22 janvier > Roman Portugal

Pour Rui, 15 ans, né en Angola de colons blancs venus du nord du Portugal pour échapper à la pauvreté, la métropole, c’est des cerises accrochées aux oreilles de jolies filles sur des photos. A l’été 1975, un peu plus d’un an après la «révolution des œillets » qui a mis fin à plus de quarante ans de dictature et quatorze ans après le début de la guerre de décolonisation, ce jeune garçon, narrateur de l’histoire, est sur le point de quitter avec sa famille, chassée par la guerre civile, le seul pays que l’adolescent et sa sœur aient jamais connu. «Notre Angola à nous, c’est fini.» Beaucoup, voisins, copains, sont déjà partis. La famille de Rui profite du pont aérien mis en place pour rapatrier les ressortissants portugais vers la métropole et abandonne tout derrière elle. Le père qui avait monté une société de transport menace de tout brûler avant de partir quand l’oncle Zé, qui «veut aider les nègres à fonder une nation», a, lui, choisi de rester. Mais quelques heures avant le départ, sous les yeux de son fils, le père, accusé d’être «le boucher de Grafanil» est arrêté par des soldats. Et c’est sans lui que Rui, sa mère, malade des nerfs, et sa sœur fuient l’Angola.

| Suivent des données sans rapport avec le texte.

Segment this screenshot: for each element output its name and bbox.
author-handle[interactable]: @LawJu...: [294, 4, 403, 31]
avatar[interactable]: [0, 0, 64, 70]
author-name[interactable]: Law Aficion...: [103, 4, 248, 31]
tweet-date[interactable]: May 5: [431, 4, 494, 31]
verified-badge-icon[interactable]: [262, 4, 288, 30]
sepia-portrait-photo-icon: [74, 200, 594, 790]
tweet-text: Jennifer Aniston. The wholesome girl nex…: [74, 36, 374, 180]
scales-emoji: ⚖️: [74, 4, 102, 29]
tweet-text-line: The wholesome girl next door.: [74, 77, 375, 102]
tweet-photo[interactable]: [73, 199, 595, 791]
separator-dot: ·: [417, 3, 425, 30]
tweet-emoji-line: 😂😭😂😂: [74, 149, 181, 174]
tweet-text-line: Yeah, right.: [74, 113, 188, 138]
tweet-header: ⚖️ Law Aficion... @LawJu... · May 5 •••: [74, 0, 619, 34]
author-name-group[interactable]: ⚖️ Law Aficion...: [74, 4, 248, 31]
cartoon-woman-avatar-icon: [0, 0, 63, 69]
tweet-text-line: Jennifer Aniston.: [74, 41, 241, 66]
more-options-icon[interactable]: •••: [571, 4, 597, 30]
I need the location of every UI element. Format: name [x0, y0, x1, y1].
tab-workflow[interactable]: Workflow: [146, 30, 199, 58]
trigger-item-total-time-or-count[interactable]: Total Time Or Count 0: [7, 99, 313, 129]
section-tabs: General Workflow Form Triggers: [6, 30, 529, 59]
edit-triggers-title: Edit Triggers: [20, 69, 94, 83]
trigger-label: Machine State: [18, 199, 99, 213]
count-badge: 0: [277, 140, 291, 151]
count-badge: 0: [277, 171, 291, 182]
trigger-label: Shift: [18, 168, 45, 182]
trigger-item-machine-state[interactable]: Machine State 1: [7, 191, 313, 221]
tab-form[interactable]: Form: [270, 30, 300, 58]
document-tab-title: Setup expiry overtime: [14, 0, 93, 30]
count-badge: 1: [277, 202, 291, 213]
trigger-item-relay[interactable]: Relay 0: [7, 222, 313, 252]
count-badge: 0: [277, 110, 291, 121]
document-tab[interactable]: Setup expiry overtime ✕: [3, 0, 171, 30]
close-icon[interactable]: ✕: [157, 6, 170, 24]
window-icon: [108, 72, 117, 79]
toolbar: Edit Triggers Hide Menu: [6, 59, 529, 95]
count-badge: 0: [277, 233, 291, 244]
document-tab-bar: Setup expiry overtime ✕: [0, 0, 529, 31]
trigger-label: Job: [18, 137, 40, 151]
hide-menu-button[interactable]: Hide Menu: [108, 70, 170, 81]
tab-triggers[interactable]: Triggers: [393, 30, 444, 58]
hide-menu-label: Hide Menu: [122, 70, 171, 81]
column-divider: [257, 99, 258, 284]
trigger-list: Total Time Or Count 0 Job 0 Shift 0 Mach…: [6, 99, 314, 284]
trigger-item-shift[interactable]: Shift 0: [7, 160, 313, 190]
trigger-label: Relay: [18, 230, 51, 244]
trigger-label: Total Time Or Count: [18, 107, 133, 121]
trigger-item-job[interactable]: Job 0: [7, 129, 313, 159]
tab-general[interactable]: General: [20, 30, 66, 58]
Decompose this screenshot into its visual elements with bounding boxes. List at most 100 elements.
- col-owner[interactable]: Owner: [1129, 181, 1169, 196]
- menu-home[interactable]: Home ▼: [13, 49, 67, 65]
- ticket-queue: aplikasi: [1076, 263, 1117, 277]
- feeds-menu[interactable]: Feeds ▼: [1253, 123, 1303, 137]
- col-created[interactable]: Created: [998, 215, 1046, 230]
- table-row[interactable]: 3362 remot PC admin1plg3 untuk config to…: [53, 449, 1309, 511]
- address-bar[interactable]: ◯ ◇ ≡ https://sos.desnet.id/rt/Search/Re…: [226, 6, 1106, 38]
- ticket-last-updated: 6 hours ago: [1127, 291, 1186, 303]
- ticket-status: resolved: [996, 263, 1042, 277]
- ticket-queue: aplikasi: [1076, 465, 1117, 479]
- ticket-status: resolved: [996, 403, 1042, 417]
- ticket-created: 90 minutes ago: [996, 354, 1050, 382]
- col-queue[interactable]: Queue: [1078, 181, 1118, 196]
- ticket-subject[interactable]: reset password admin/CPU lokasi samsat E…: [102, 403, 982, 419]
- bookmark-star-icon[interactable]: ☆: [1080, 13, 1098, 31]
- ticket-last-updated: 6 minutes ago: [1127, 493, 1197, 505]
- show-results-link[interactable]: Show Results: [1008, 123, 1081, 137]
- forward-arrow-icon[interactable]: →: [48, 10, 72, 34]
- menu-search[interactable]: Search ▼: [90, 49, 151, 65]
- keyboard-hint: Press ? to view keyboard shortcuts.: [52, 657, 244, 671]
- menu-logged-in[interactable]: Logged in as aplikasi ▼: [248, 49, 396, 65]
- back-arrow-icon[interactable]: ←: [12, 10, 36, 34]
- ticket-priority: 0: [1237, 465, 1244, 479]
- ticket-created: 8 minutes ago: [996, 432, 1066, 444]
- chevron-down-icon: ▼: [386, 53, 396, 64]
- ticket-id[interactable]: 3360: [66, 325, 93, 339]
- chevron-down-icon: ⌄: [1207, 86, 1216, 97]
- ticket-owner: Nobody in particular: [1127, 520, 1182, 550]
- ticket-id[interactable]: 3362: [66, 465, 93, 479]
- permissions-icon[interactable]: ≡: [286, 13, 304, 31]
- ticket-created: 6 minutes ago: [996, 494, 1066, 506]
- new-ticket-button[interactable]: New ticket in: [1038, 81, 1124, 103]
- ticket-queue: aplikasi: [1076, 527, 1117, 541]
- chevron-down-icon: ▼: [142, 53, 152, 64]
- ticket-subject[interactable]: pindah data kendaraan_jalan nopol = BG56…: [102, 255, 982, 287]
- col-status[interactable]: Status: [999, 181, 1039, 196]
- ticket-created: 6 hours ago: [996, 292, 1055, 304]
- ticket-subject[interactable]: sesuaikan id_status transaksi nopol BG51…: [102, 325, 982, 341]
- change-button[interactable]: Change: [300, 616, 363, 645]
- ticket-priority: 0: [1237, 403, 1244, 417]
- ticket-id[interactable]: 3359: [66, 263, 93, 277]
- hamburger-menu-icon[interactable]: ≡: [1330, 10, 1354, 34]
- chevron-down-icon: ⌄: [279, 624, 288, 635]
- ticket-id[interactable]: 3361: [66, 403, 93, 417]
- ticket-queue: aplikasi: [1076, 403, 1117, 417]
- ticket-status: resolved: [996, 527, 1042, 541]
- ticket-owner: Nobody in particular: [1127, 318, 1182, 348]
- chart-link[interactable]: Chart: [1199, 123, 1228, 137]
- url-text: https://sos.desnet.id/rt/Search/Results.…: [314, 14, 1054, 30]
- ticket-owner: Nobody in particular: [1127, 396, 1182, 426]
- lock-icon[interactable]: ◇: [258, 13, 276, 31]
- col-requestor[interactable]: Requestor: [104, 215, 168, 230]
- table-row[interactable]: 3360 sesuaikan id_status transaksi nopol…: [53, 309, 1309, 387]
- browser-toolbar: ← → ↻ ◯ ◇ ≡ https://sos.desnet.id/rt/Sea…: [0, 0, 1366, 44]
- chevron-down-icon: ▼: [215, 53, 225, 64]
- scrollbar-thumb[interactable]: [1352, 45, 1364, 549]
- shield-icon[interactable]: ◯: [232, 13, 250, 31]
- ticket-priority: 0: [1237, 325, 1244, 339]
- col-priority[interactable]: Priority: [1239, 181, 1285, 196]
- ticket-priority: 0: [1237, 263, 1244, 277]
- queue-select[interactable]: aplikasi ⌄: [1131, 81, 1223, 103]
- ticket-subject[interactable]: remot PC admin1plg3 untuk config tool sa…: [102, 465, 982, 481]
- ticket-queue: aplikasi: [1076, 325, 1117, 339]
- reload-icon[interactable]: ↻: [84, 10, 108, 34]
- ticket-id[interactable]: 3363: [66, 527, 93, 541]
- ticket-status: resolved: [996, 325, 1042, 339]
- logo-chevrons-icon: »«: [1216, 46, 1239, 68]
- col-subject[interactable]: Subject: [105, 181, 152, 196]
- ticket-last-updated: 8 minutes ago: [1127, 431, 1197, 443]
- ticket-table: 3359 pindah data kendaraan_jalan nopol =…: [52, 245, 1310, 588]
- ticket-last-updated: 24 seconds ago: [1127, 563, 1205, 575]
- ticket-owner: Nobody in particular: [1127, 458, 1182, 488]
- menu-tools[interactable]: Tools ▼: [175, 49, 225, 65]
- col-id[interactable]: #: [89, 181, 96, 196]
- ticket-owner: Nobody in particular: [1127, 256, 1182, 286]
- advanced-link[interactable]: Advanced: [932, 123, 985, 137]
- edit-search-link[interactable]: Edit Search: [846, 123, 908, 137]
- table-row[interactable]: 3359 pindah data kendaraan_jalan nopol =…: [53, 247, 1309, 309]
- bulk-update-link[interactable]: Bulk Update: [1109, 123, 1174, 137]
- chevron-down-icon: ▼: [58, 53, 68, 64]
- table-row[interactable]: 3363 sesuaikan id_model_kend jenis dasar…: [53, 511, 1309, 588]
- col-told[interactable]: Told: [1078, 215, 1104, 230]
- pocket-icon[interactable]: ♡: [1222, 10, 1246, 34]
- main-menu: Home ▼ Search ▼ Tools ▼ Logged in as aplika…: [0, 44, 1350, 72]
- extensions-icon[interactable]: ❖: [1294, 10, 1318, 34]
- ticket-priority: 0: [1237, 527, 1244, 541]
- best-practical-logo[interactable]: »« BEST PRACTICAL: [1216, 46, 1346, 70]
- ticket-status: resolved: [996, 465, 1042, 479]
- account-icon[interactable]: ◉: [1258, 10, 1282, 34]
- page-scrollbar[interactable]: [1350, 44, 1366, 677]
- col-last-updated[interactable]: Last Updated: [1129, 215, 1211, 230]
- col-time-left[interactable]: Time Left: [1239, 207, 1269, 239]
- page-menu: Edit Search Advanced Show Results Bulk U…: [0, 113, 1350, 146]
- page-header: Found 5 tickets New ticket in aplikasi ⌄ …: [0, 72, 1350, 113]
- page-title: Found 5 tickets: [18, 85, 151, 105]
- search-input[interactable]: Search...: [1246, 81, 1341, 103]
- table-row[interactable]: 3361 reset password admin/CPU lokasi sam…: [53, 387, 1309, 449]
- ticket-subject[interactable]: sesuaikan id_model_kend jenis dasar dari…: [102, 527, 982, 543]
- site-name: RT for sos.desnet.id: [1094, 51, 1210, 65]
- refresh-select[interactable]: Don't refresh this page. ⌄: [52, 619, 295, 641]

«Alors finalement la métropole, c’est ça» : une métropole «étriquée et sale», une chambre pour trois donnant sur la mer dans un hôtel cinq étoiles d’Estoril, une station balnéaire touristique à côté de Lisbonne, l’un des lieux réquisitionnés pour accueillir ces rapatriés des colonies sans famille pour les héberger. Des files d’attente de plusieurs heures avant de pouvoir accéder au restaurant. «C’est une période agitée», répète la directrice de l’hôtel pour toute explication, laissant l’adolescent seul face à l’absence du père, à de nouvelles responsabilités, face aussi à la déception et à la nostalgie du pays perdu, face au mépris et au rejet dont font l’objet ces «rapatriés de nulle part» qui n’ont jamais mis les pieds au Portugal et sont traités comme des citoyens de seconde zone. «Fouler le sol de la métropole, c’est comme si on était en train de pénétrer dans la carte qui était accrochée dans notre classe.» Tout cela a lieu au milieu des années 1970 dans un pays d’Europe qui voit «rentrer» précipitamment un demi-million de personnes. Mais il n’est pas difficile de trouver des transpositions dans ce passionnant roman de passage où la transition brutale entre l’enfance et l’âge adulte coïncide avec le passage de la révolution à la démocratie, avec la fin de l’empire.

«De toute façon ceux d’ici nous aiment pas », constate Rui avec sa manière de tronquer systématiquement toutes les négations. Sa façon à la fois naïve, clairvoyante, partielle, entre peur rentrée et colère impuissante qui irrigue la langue imagée de Dulce Maria Cardoso, rendue par Dominique Nédellec, reconnu désormais comme l’un des meilleurs traducteurs du portugais. Inspiré de la propre histoire de l’écrivaine qui a passé les onze premières années de sa vie en Angola, ce douloureux Retour, accueilli dans «La cosmopolite», est le troisième roman traduit en français après Cœurs arrachés (Phébus, 2005) et Les anges, Violeta (L’Esprit des péninsules, 2006). Il a été désigné «livre de l’année 2011» au Portugal.